*
AN HOUR LATER, Cates lay naked on top of the bed drinking whiskey straight from the bottle while Johnson snored next to him. Her pale white skin danced with flashing colors from the crappy TV. Cates nudged her so she’d turn from her back to her side to stop her snoring. It worked.
The Wyoming news out of Casper was on, and he watched it dumbly. The sound was turned down, so he could barely hear what the blow-dried twenty-something newscasters read off their teleprompters. He was fine with that.
Then Cates saw a chyron that got his attention: ANOTHER GRIZZLY BEAR ATTACK IN NORTHERN WYOMING?
Even more than the chyron itself, the image gripped him. A man wearing a red uniform shirt and a battered cowboy hat was reluctantly answering questions from a local reporter. The man had a pronghorn antelope shoulder patch on his uniform and a thin gold nameplate above his shirt pocket.
He said something about an “alleged human and bear encounter” and calling in the “Predator Attack Team.” In the background of the shot, Cates recognized the very familiar outline of the Bighorn Mountains.
The newscast quickly cut away from the man to a graphic made up of bullet points of four previous bear attacks that year. One of them had been near Jackson, one had been near Dubois, and the last two near Cody, Wyoming.

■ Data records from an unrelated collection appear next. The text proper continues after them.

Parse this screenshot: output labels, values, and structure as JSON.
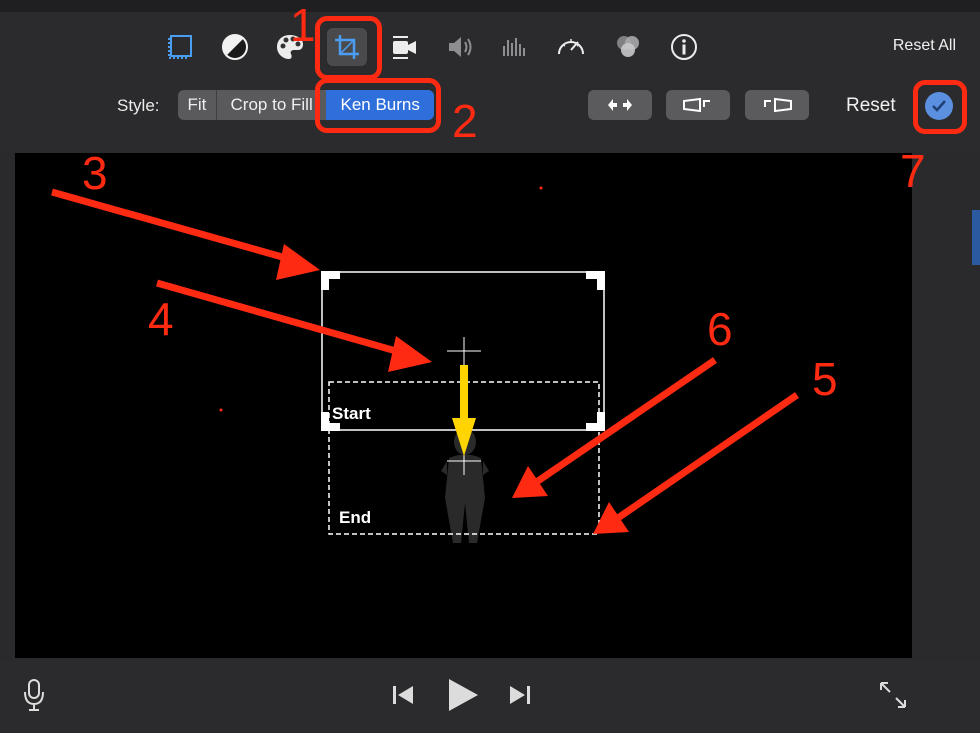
{
  "toolbar": {
    "tools": [
      {
        "name": "color-balance-icon"
      },
      {
        "name": "color-correction-icon"
      },
      {
        "name": "palette-icon"
      },
      {
        "name": "crop-icon"
      },
      {
        "name": "stabilization-icon"
      },
      {
        "name": "volume-icon"
      },
      {
        "name": "equalizer-icon"
      },
      {
        "name": "speed-icon"
      },
      {
        "name": "filter-icon"
      },
      {
        "name": "info-icon"
      }
    ],
    "reset_all": "Reset All"
  },
  "style_bar": {
    "label": "Style:",
    "options": [
      "Fit",
      "Crop to Fill",
      "Ken Burns"
    ],
    "selected": "Ken Burns",
    "reset": "Reset"
  },
  "viewer": {
    "start_label": "Start",
    "end_label": "End"
  },
  "annotations": [
    "1",
    "2",
    "3",
    "4",
    "5",
    "6",
    "7"
  ],
  "colors": {
    "accent_blue": "#2f6fdb",
    "annotation_red": "#ff2a12",
    "arrow_yellow": "#ffd400"
  }
}
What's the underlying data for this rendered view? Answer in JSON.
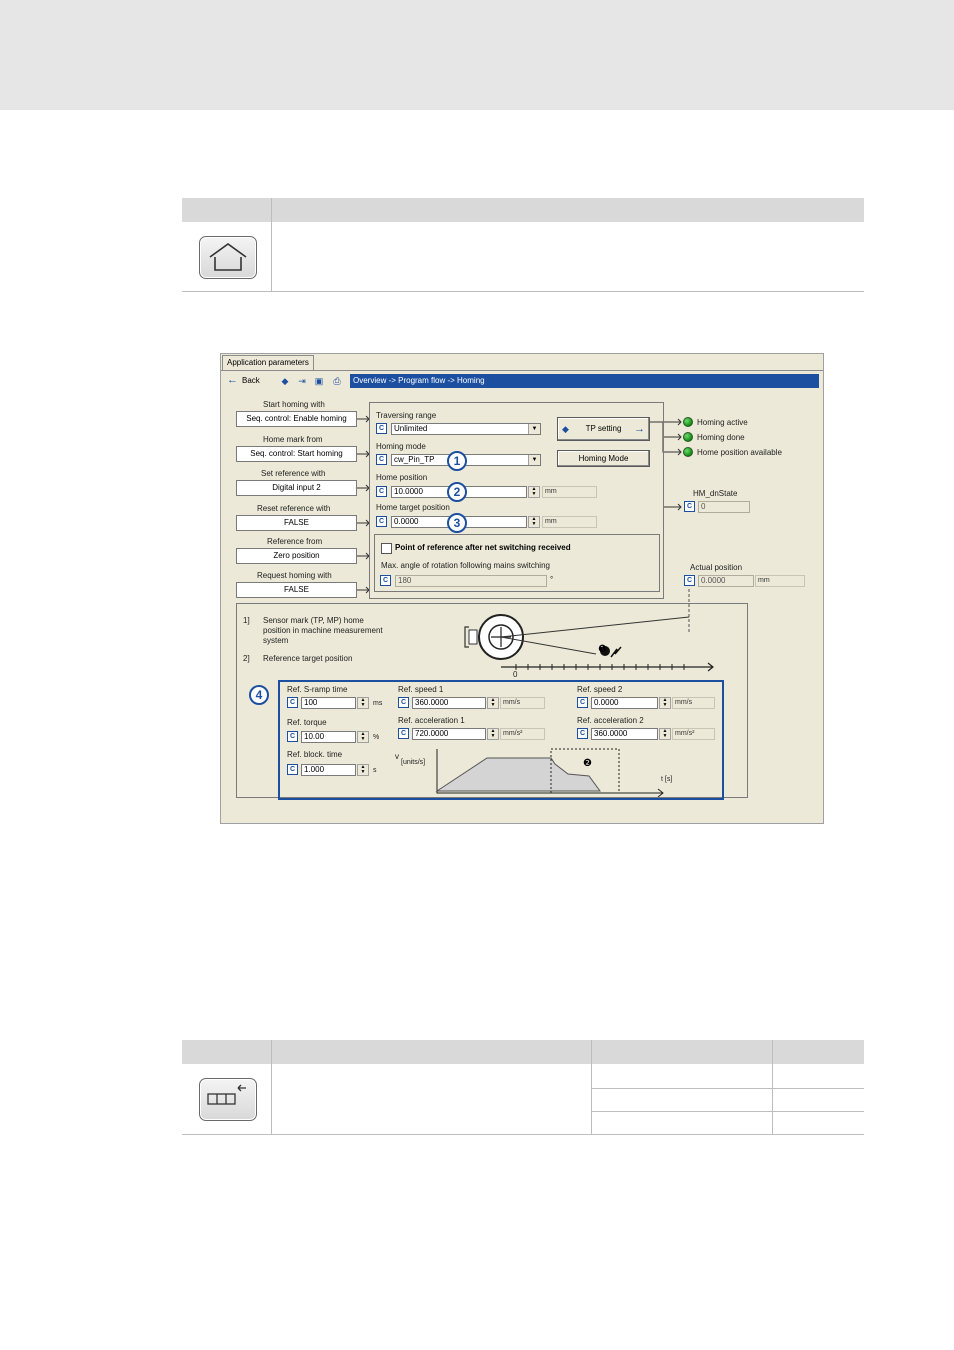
{
  "screen": {
    "tab_label": "Application parameters",
    "back_label": "Back",
    "breadcrumb": "Overview -> Program flow -> Homing",
    "icons": [
      "back-arrow-icon",
      "info-icon",
      "import-icon",
      "terminal-icon",
      "print-icon"
    ],
    "left_column": [
      {
        "title": "Start homing with",
        "value": "Seq. control: Enable homing"
      },
      {
        "title": "Home mark from",
        "value": "Seq. control: Start homing"
      },
      {
        "title": "Set reference with",
        "value": "Digital input 2"
      },
      {
        "title": "Reset reference with",
        "value": "FALSE"
      },
      {
        "title": "Reference from",
        "value": "Zero position"
      },
      {
        "title": "Request homing with",
        "value": "FALSE"
      }
    ],
    "params": {
      "traversing_range_label": "Traversing range",
      "traversing_range_value": "Unlimited",
      "homing_mode_label": "Homing mode",
      "homing_mode_value": "cw_Pin_TP",
      "home_position_label": "Home position",
      "home_position_value": "10.0000",
      "home_position_unit": "mm",
      "home_target_label": "Home target position",
      "home_target_value": "0.0000",
      "home_target_unit": "mm",
      "checkbox_label": "Point of reference after net switching received",
      "max_angle_label": "Max. angle of rotation following mains switching",
      "max_angle_value": "180",
      "max_angle_unit": "°",
      "c_label": "C"
    },
    "buttons": {
      "tp_setting": "TP setting",
      "homing_mode": "Homing Mode"
    },
    "status": [
      {
        "label": "Homing active",
        "color": "#1a9a1a"
      },
      {
        "label": "Homing done",
        "color": "#1a9a1a"
      },
      {
        "label": "Home position available",
        "color": "#1a9a1a"
      }
    ],
    "hm_state": {
      "label": "HM_dnState",
      "value": "0"
    },
    "actual_position": {
      "label": "Actual position",
      "value": "0.0000",
      "unit": "mm"
    },
    "legend": {
      "item1_num": "1]",
      "item1_text1": "Sensor mark (TP, MP) home",
      "item1_text2": "position in machine measurement",
      "item1_text3": "system",
      "item2_num": "2]",
      "item2_text": "Reference target position",
      "axis_zero": "0"
    },
    "callouts": [
      "1",
      "2",
      "3",
      "4"
    ],
    "markers": [
      "❶",
      "❷"
    ],
    "bottom_params": {
      "s_ramp_label": "Ref. S-ramp time",
      "s_ramp_value": "100",
      "s_ramp_unit": "ms",
      "torque_label": "Ref. torque",
      "torque_value": "10.00",
      "torque_unit": "%",
      "block_label": "Ref. block. time",
      "block_value": "1.000",
      "block_unit": "s",
      "speed1_label": "Ref. speed 1",
      "speed1_value": "360.0000",
      "speed1_unit": "mm/s",
      "acc1_label": "Ref. acceleration 1",
      "acc1_value": "720.0000",
      "acc1_unit": "mm/s²",
      "speed2_label": "Ref. speed 2",
      "speed2_value": "0.0000",
      "speed2_unit": "mm/s",
      "acc2_label": "Ref. acceleration 2",
      "acc2_value": "360.0000",
      "acc2_unit": "mm/s²",
      "v_label": "v",
      "v_unit": "[units/s]",
      "t_label": "t [s]"
    }
  },
  "colors": {
    "accent": "#1c4fa0",
    "window_bg": "#ece9d8",
    "table_header": "#d9d9d9",
    "top_band": "#e6e6e6"
  }
}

This was the first in Twelve Sleep County, which was one hundred and eighty-five miles from the east gate of Yellowstone Park, where grizzly bears were “supposed” to stay.
Cates sat up in bed, his head swirling. A killer grizzly bear in the Bighorns?

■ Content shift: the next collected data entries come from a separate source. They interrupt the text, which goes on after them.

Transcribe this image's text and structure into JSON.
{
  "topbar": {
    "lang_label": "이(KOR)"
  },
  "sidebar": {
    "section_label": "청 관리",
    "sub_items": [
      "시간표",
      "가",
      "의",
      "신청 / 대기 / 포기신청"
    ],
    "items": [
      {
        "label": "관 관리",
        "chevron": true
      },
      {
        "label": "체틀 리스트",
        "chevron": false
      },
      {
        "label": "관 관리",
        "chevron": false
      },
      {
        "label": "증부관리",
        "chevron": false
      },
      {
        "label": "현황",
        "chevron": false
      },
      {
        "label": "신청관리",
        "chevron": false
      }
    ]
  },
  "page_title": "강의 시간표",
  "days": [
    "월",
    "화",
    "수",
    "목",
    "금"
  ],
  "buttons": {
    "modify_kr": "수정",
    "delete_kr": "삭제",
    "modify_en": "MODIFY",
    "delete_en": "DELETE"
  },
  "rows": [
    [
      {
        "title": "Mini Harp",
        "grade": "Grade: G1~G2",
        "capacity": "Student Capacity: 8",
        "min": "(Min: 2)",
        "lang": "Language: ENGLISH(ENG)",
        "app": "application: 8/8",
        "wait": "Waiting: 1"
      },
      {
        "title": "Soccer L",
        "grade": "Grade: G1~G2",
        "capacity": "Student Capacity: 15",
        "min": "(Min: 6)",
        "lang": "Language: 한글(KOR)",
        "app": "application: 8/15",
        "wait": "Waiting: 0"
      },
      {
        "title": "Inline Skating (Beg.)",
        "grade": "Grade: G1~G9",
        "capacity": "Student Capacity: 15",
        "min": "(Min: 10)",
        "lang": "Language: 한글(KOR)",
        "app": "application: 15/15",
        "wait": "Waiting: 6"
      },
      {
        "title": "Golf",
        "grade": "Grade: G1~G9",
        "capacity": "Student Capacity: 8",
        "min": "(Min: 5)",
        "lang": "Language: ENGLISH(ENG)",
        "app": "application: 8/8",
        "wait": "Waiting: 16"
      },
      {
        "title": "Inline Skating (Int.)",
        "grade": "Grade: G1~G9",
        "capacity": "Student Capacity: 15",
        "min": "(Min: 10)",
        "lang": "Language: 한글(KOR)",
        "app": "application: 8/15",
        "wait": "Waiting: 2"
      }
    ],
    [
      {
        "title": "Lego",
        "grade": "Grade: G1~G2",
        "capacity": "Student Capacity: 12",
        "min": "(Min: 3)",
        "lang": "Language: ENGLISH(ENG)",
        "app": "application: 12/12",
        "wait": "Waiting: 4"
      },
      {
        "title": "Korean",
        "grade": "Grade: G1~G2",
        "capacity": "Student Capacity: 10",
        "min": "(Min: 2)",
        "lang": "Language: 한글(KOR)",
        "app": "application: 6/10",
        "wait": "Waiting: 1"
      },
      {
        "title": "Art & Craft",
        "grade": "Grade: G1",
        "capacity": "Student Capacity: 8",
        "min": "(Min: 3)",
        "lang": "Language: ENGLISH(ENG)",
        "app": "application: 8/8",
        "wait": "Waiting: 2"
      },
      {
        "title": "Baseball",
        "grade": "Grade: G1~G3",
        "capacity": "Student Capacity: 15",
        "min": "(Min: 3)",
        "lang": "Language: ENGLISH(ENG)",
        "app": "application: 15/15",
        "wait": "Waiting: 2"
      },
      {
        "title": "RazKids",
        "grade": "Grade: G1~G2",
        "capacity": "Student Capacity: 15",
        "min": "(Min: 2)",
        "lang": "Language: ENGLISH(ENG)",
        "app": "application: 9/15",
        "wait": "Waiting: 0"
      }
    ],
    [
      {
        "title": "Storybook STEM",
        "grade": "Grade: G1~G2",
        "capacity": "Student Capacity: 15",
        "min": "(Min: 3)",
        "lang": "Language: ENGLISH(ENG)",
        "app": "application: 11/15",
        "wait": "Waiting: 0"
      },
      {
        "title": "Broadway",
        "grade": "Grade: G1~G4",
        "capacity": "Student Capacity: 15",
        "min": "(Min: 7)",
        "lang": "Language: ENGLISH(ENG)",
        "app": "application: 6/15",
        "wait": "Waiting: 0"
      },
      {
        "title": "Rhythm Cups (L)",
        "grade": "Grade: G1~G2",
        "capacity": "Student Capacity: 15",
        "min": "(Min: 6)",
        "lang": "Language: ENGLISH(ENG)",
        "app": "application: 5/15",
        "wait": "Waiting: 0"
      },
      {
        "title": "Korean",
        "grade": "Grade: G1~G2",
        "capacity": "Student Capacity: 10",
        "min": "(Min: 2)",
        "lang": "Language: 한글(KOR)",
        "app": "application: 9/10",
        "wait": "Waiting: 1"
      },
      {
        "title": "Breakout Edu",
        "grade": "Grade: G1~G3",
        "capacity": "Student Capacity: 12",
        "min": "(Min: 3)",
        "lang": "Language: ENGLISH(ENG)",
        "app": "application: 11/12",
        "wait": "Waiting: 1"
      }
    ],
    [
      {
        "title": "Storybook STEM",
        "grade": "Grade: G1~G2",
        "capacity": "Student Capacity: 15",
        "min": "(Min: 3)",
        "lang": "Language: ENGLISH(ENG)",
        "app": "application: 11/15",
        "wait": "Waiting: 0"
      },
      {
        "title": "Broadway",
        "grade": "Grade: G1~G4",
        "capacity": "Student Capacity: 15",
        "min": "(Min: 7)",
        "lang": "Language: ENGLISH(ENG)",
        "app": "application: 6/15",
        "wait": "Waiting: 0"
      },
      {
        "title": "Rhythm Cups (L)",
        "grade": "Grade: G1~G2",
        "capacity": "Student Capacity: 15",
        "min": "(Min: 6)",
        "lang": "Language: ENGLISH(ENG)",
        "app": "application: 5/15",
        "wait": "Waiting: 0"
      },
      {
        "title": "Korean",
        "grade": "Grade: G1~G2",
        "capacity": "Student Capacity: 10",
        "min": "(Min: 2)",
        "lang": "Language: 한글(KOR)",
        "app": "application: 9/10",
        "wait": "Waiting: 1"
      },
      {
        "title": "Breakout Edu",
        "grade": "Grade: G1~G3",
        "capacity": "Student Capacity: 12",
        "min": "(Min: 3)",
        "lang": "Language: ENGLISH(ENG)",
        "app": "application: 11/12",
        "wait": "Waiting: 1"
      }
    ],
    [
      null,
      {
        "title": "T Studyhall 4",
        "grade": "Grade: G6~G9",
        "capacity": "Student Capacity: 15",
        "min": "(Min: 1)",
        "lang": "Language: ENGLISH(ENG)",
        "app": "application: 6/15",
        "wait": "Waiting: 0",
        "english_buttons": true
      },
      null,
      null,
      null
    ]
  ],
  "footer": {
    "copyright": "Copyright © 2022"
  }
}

He hadn’t even tried to read the name tag of the man in the news story, because he knew him. He hated him. The game warden had a spot waiting for him on the back of Cates’s hand. Joe Pickett.
Cates thumped Johnson on the shoulder with the back of his hand hard enough to wake her.

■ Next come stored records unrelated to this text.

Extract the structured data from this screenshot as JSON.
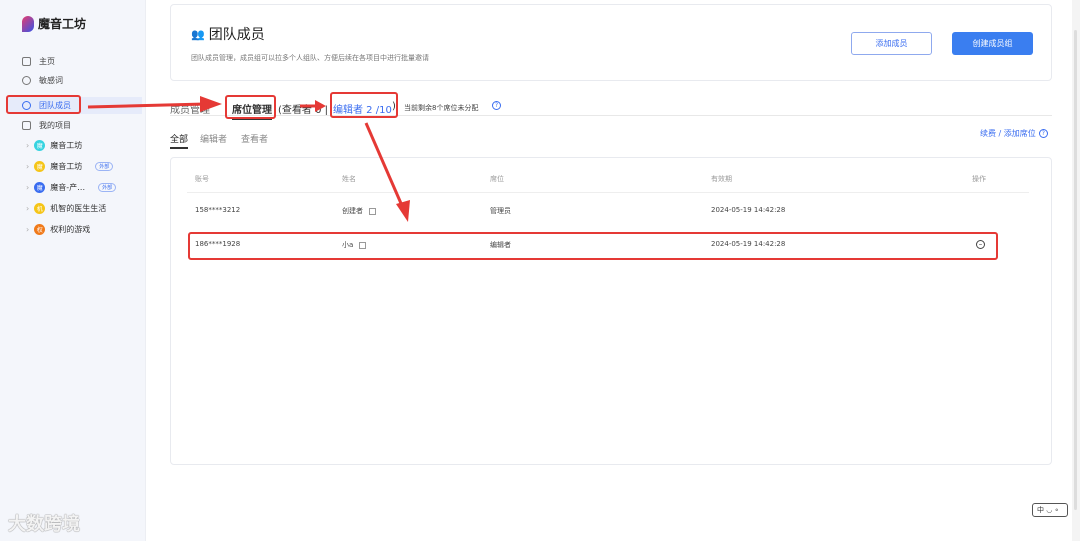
{
  "sidebar": {
    "brand": "魔音工坊",
    "nav": [
      {
        "label": "主页",
        "icon": "home-icon"
      },
      {
        "label": "敏感词",
        "icon": "dollar-icon"
      },
      {
        "label": "团队成员",
        "icon": "team-icon"
      },
      {
        "label": "我的项目",
        "icon": "folder-icon"
      }
    ],
    "projects": [
      {
        "label": "魔音工坊",
        "avatar": "魔",
        "color": "#36d3e0",
        "tag": ""
      },
      {
        "label": "魔音工坊",
        "avatar": "魔",
        "color": "#f5c518",
        "tag": "外部"
      },
      {
        "label": "魔音-产…",
        "avatar": "魔",
        "color": "#3a6df0",
        "tag": "外部"
      },
      {
        "label": "机智的医生生活",
        "avatar": "机",
        "color": "#f5c518",
        "tag": ""
      },
      {
        "label": "权利的游戏",
        "avatar": "权",
        "color": "#f07a1a",
        "tag": ""
      }
    ]
  },
  "header": {
    "title": "团队成员",
    "desc": "团队成员管理，成员组可以拉多个人组队、方便后续在各项目中进行批量邀请",
    "add_member": "添加成员",
    "create_group": "创建成员组"
  },
  "tabs": {
    "members": "成员管理",
    "seats": "席位管理",
    "viewer": "(查看者 0 |",
    "editor": "编辑者 2 /10",
    "close": ")",
    "remaining": "当前剩余8个席位未分配"
  },
  "subtabs": [
    "全部",
    "编辑者",
    "查看者"
  ],
  "renew": "续费 / 添加席位",
  "table": {
    "headers": [
      "账号",
      "姓名",
      "席位",
      "有效期",
      "操作"
    ],
    "rows": [
      {
        "account": "158****3212",
        "name": "创建者",
        "seat": "管理员",
        "expiry": "2024-05-19 14:42:28"
      },
      {
        "account": "186****1928",
        "name": "小a",
        "seat": "编辑者",
        "expiry": "2024-05-19 14:42:28"
      }
    ]
  },
  "ime": "中",
  "watermark": "大数跨境"
}
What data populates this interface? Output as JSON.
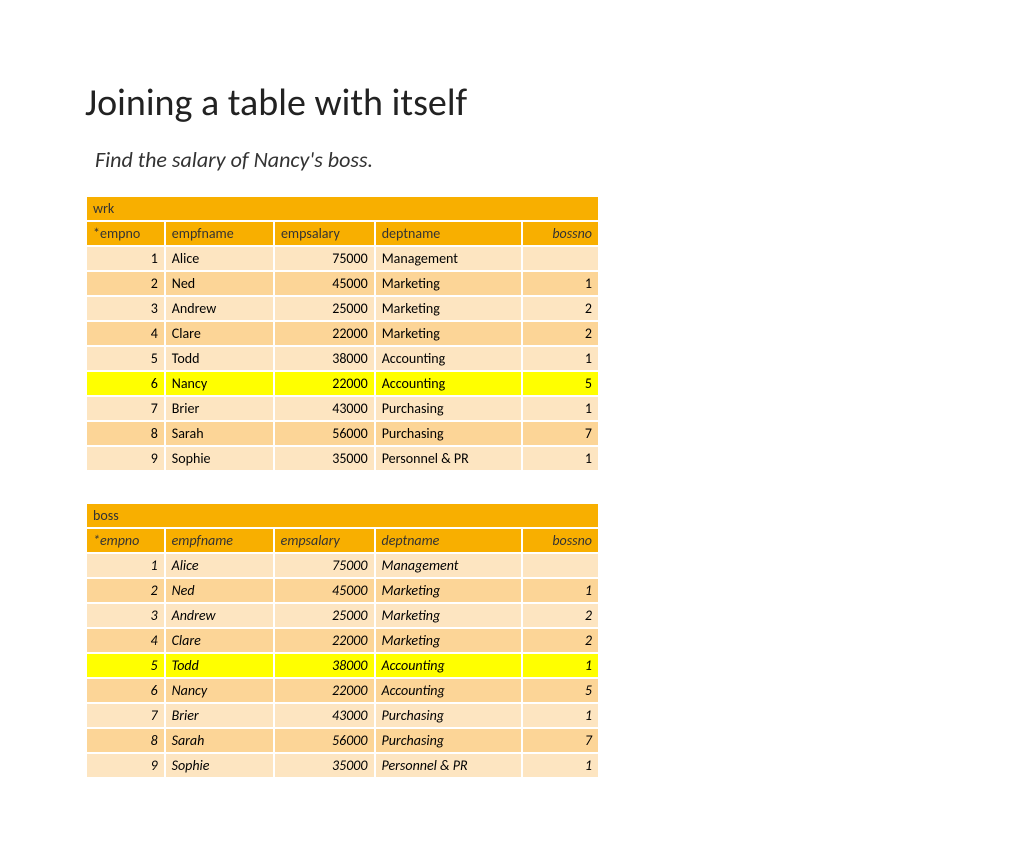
{
  "title": "Joining a table with itself",
  "subtitle": "Find the salary  of Nancy's boss.",
  "columns": {
    "empno": "*empno",
    "empfname": "empfname",
    "empsalary": "empsalary",
    "deptname": "deptname",
    "bossno": "bossno"
  },
  "table1": {
    "name": "wrk",
    "highlight_empno": 6,
    "rows": [
      {
        "empno": 1,
        "empfname": "Alice",
        "empsalary": 75000,
        "deptname": "Management",
        "bossno": ""
      },
      {
        "empno": 2,
        "empfname": "Ned",
        "empsalary": 45000,
        "deptname": "Marketing",
        "bossno": 1
      },
      {
        "empno": 3,
        "empfname": "Andrew",
        "empsalary": 25000,
        "deptname": "Marketing",
        "bossno": 2
      },
      {
        "empno": 4,
        "empfname": "Clare",
        "empsalary": 22000,
        "deptname": "Marketing",
        "bossno": 2
      },
      {
        "empno": 5,
        "empfname": "Todd",
        "empsalary": 38000,
        "deptname": "Accounting",
        "bossno": 1
      },
      {
        "empno": 6,
        "empfname": "Nancy",
        "empsalary": 22000,
        "deptname": "Accounting",
        "bossno": 5
      },
      {
        "empno": 7,
        "empfname": "Brier",
        "empsalary": 43000,
        "deptname": "Purchasing",
        "bossno": 1
      },
      {
        "empno": 8,
        "empfname": "Sarah",
        "empsalary": 56000,
        "deptname": "Purchasing",
        "bossno": 7
      },
      {
        "empno": 9,
        "empfname": "Sophie",
        "empsalary": 35000,
        "deptname": "Personnel & PR",
        "bossno": 1
      }
    ]
  },
  "table2": {
    "name": "boss",
    "highlight_empno": 5,
    "rows": [
      {
        "empno": 1,
        "empfname": "Alice",
        "empsalary": 75000,
        "deptname": "Management",
        "bossno": ""
      },
      {
        "empno": 2,
        "empfname": "Ned",
        "empsalary": 45000,
        "deptname": "Marketing",
        "bossno": 1
      },
      {
        "empno": 3,
        "empfname": "Andrew",
        "empsalary": 25000,
        "deptname": "Marketing",
        "bossno": 2
      },
      {
        "empno": 4,
        "empfname": "Clare",
        "empsalary": 22000,
        "deptname": "Marketing",
        "bossno": 2
      },
      {
        "empno": 5,
        "empfname": "Todd",
        "empsalary": 38000,
        "deptname": "Accounting",
        "bossno": 1
      },
      {
        "empno": 6,
        "empfname": "Nancy",
        "empsalary": 22000,
        "deptname": "Accounting",
        "bossno": 5
      },
      {
        "empno": 7,
        "empfname": "Brier",
        "empsalary": 43000,
        "deptname": "Purchasing",
        "bossno": 1
      },
      {
        "empno": 8,
        "empfname": "Sarah",
        "empsalary": 56000,
        "deptname": "Purchasing",
        "bossno": 7
      },
      {
        "empno": 9,
        "empfname": "Sophie",
        "empsalary": 35000,
        "deptname": "Personnel & PR",
        "bossno": 1
      }
    ]
  }
}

“What, goddamnit?” she asked.
“Get your bare ass up and get dressed,” Cates said. “We’ve got a change in plans.”
“What in the hell are you talking about? What about California?”
“We’ll end up there eventually,” he said. “But first there’s a couple of guys I need to find. One of them wrote to me in prison and we kind of bonded, you might say.”
“I don’t know what you’re talking about,” Johnson said.
In response, Cates raised his hand and chinned toward the tattooed boxes.
“We both deserve justice, and we’re going to get it,” he said.
“Who is this person?”
“You don’t know him,” Cates said. “So his name doesn’t matter right now.” As he said it, Cates slit the plastic packaging on one of the prepaid burner phones Johnson had purchased for him at the Rawlins Walmart. He activated the device and typed in a number with his thumbs and sent a message.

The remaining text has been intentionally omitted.